The sewer debt rating drop to CCC, with a developing credit watch, was largely the result of Jefferson County's own disclosure late Wednesday that it will not post collateral or insurance to avoid the termination of 13 swaps, said analyst Peter Murphy, who noted that the rating level is uncommon for municipal debt.

The material event notice said the swap counterparties - Bank of America NA, Bear Stearns Capital Markets Inc., JPMorgan Chase Bank, and Lehman Brothers Special Financing Inc. - had been notified of the county's intentions. The swaps cover a notional amount of $5.4 billion.

Members of the county's finance team were in New York earlier this week meeting with liquidity providers, swap counterparties, and bond insurers, Patrick Darby, a partner in the Birmingham office of Bradley Arant Rose & White LLP, said yesterday. Darby's firm is one of several hired to represent the county as it tries to resolve the current difficulties brought about by bond insurer downgrades and turmoil in the floating-rate markets.

The county is attempting to obtain "a consensual settlement with our creditors that involves some restructuring of the debt," said Darby, whose specialty is representing debtors and creditors in complex business reorganizations, including bankruptcies and out-of-court workouts and restructurings.

There is no time frame for potential agreements to be made, Darby said, adding, "I think these things will take some time but I don't know how long."

Darby also said the county is reviewing its options and those could include filing Chapter 9 bankruptcy, but that is not under active consideration.

"We're reserving our rights and leaving all options on the table," he said.

Rating downgrades on the county's $3.2 billion sewer system triggered the requirement for the county to either post collateral or obtain insurance to avoid termination.

Jefferson County has until Friday to post collateral or insurance.
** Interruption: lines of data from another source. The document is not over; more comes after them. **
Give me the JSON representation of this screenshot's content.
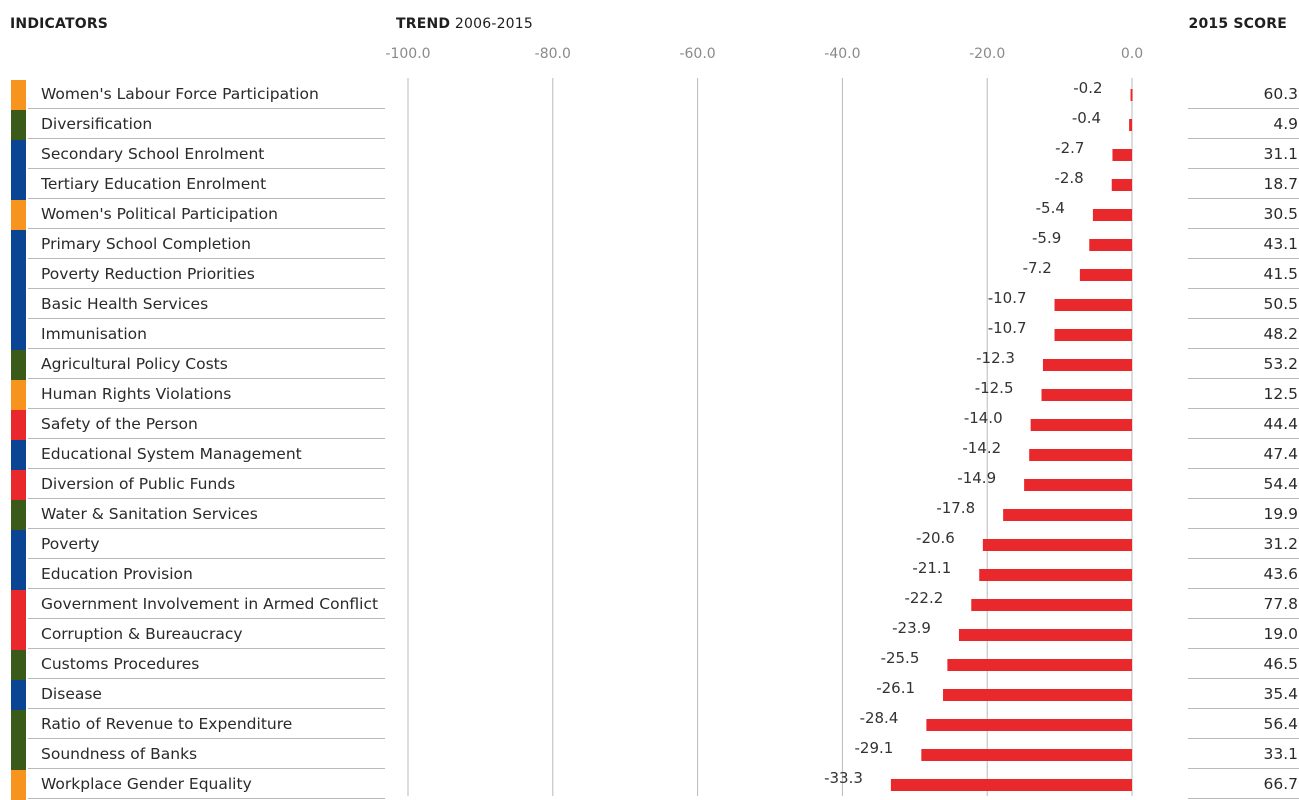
{
  "headers": {
    "indicators": "INDICATORS",
    "trend_bold": "TREND",
    "trend_years": "2006-2015",
    "score": "2015 SCORE"
  },
  "colors": {
    "bar": "#e8282b",
    "gridline": "#b9b9b9",
    "category_orange": "#f7941d",
    "category_green": "#3a5a1a",
    "category_blue": "#0a4593",
    "category_red": "#e8282b"
  },
  "chart_data": {
    "type": "bar",
    "orientation": "horizontal",
    "xlim": [
      -100,
      0
    ],
    "x_ticks": [
      "-100.0",
      "-80.0",
      "-60.0",
      "-40.0",
      "-20.0",
      "0.0"
    ],
    "grid": true,
    "categories": [
      "Women's Labour Force Participation",
      "Diversification",
      "Secondary School Enrolment",
      "Tertiary Education Enrolment",
      "Women's Political Participation",
      "Primary School Completion",
      "Poverty Reduction Priorities",
      "Basic Health Services",
      "Immunisation",
      "Agricultural Policy Costs",
      "Human Rights Violations",
      "Safety of the Person",
      "Educational System Management",
      "Diversion of Public Funds",
      "Water & Sanitation Services",
      "Poverty",
      "Education Provision",
      "Government Involvement in Armed Conflict",
      "Corruption & Bureaucracy",
      "Customs Procedures",
      "Disease",
      "Ratio of Revenue to Expenditure",
      "Soundness of Banks",
      "Workplace Gender Equality"
    ],
    "category_groups": [
      "orange",
      "green",
      "blue",
      "blue",
      "orange",
      "blue",
      "blue",
      "blue",
      "blue",
      "green",
      "orange",
      "red",
      "blue",
      "red",
      "green",
      "blue",
      "blue",
      "red",
      "red",
      "green",
      "blue",
      "green",
      "green",
      "orange"
    ],
    "values": [
      -0.2,
      -0.4,
      -2.7,
      -2.8,
      -5.4,
      -5.9,
      -7.2,
      -10.7,
      -10.7,
      -12.3,
      -12.5,
      -14.0,
      -14.2,
      -14.9,
      -17.8,
      -20.6,
      -21.1,
      -22.2,
      -23.9,
      -25.5,
      -26.1,
      -28.4,
      -29.1,
      -33.3
    ],
    "value_labels": [
      "-0.2",
      "-0.4",
      "-2.7",
      "-2.8",
      "-5.4",
      "-5.9",
      "-7.2",
      "-10.7",
      "-10.7",
      "-12.3",
      "-12.5",
      "-14.0",
      "-14.2",
      "-14.9",
      "-17.8",
      "-20.6",
      "-21.1",
      "-22.2",
      "-23.9",
      "-25.5",
      "-26.1",
      "-28.4",
      "-29.1",
      "-33.3"
    ],
    "scores": [
      "60.3",
      "4.9",
      "31.1",
      "18.7",
      "30.5",
      "43.1",
      "41.5",
      "50.5",
      "48.2",
      "53.2",
      "12.5",
      "44.4",
      "47.4",
      "54.4",
      "19.9",
      "31.2",
      "43.6",
      "77.8",
      "19.0",
      "46.5",
      "35.4",
      "56.4",
      "33.1",
      "66.7"
    ]
  }
}
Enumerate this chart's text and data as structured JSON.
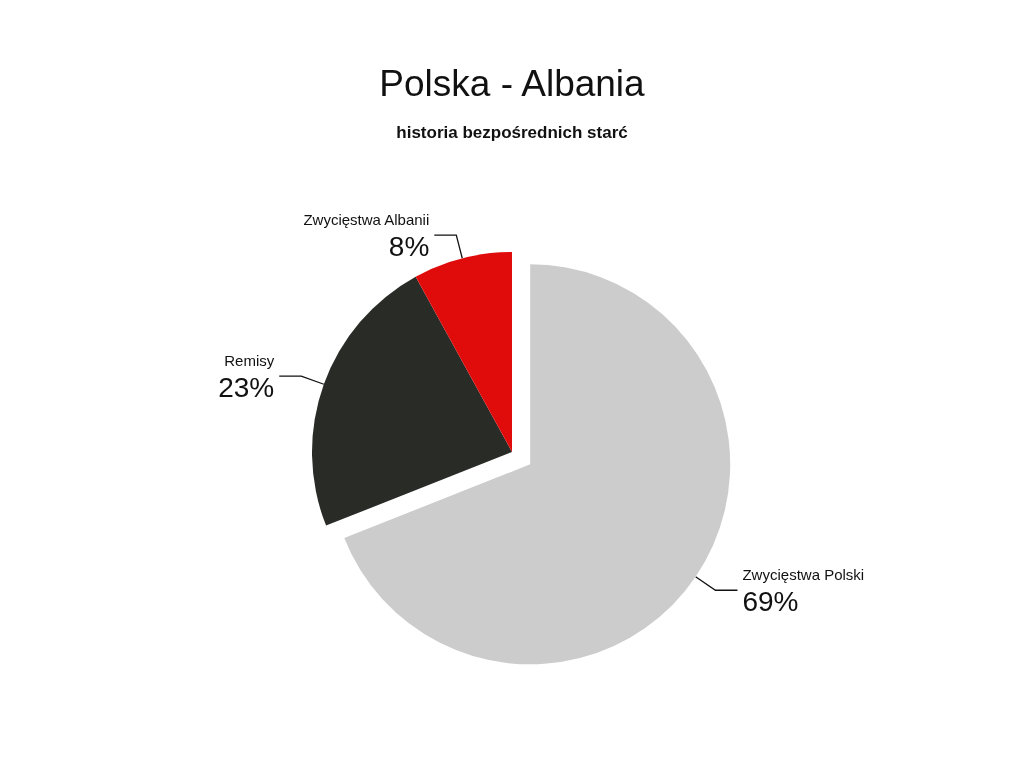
{
  "chart_data": {
    "type": "pie",
    "title": "Polska - Albania",
    "subtitle": "historia bezpośrednich starć",
    "categories": [
      "Zwycięstwa Polski",
      "Remisy",
      "Zwycięstwa Albanii"
    ],
    "values": [
      69,
      23,
      8
    ],
    "value_labels": [
      "69%",
      "23%",
      "8%"
    ],
    "colors": [
      "#cccccc",
      "#282b26",
      "#e00b0b"
    ]
  }
}
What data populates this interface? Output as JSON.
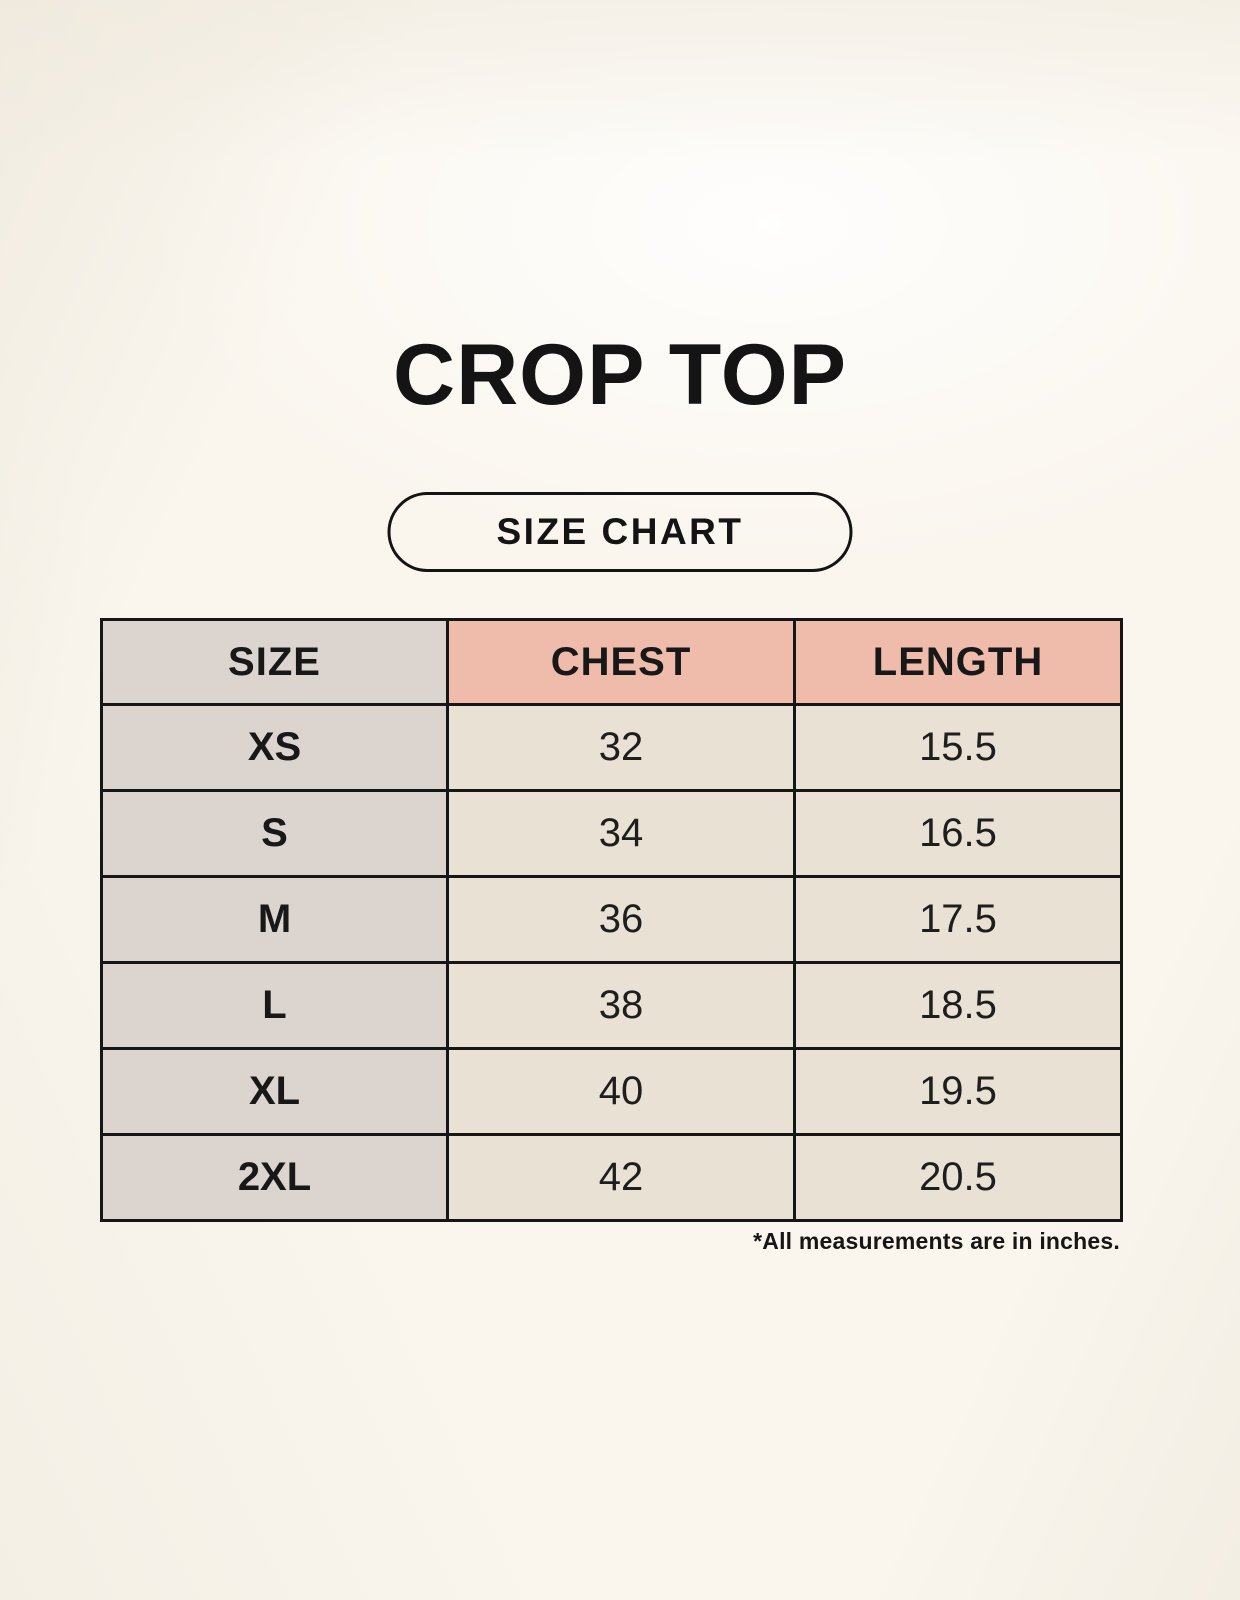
{
  "page": {
    "title": "CROP TOP",
    "badge_label": "SIZE CHART",
    "footnote": "*All measurements are in inches."
  },
  "colors": {
    "background": "#faf6ee",
    "header_pink": "#efbcac",
    "size_column_gray": "#dcd5cf",
    "value_cell_cream": "#e9e2d4",
    "border_black": "#161616"
  },
  "chart_data": {
    "type": "table",
    "title": "CROP TOP",
    "subtitle": "SIZE CHART",
    "columns": [
      "SIZE",
      "CHEST",
      "LENGTH"
    ],
    "rows": [
      {
        "size": "XS",
        "chest": "32",
        "length": "15.5"
      },
      {
        "size": "S",
        "chest": "34",
        "length": "16.5"
      },
      {
        "size": "M",
        "chest": "36",
        "length": "17.5"
      },
      {
        "size": "L",
        "chest": "38",
        "length": "18.5"
      },
      {
        "size": "XL",
        "chest": "40",
        "length": "19.5"
      },
      {
        "size": "2XL",
        "chest": "42",
        "length": "20.5"
      }
    ],
    "units": "inches",
    "note": "*All measurements are in inches."
  }
}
However, Wednesday's disclosure said the counterparties could terminate their swap transactions and the county would be obligated to pay a termination fee, calculated at approximately $184 million as of Feb. 27. The notice did not say how the county intends to pay the termination fee if the counterparties exercise their right to terminate the swaps.

Jefferson County officials are dealing with troubles related to their massive and highly leveraged sewer debt program, which includes $2.2 billion of outstanding auction-rate warrants and about $1 billion variable-rate warrants. As of Feb. 27, the county had experienced failed auctions on $869.5 million of auction-rate warrants and higher interest rate resets on variable-rate warrants largely because of bond insurance company downgrades.

Moody's Investors Service on Tuesday lowered the sewer debt rating to B3 from Baa and placed Jefferson County's other credit ratings on review for possible downgrade.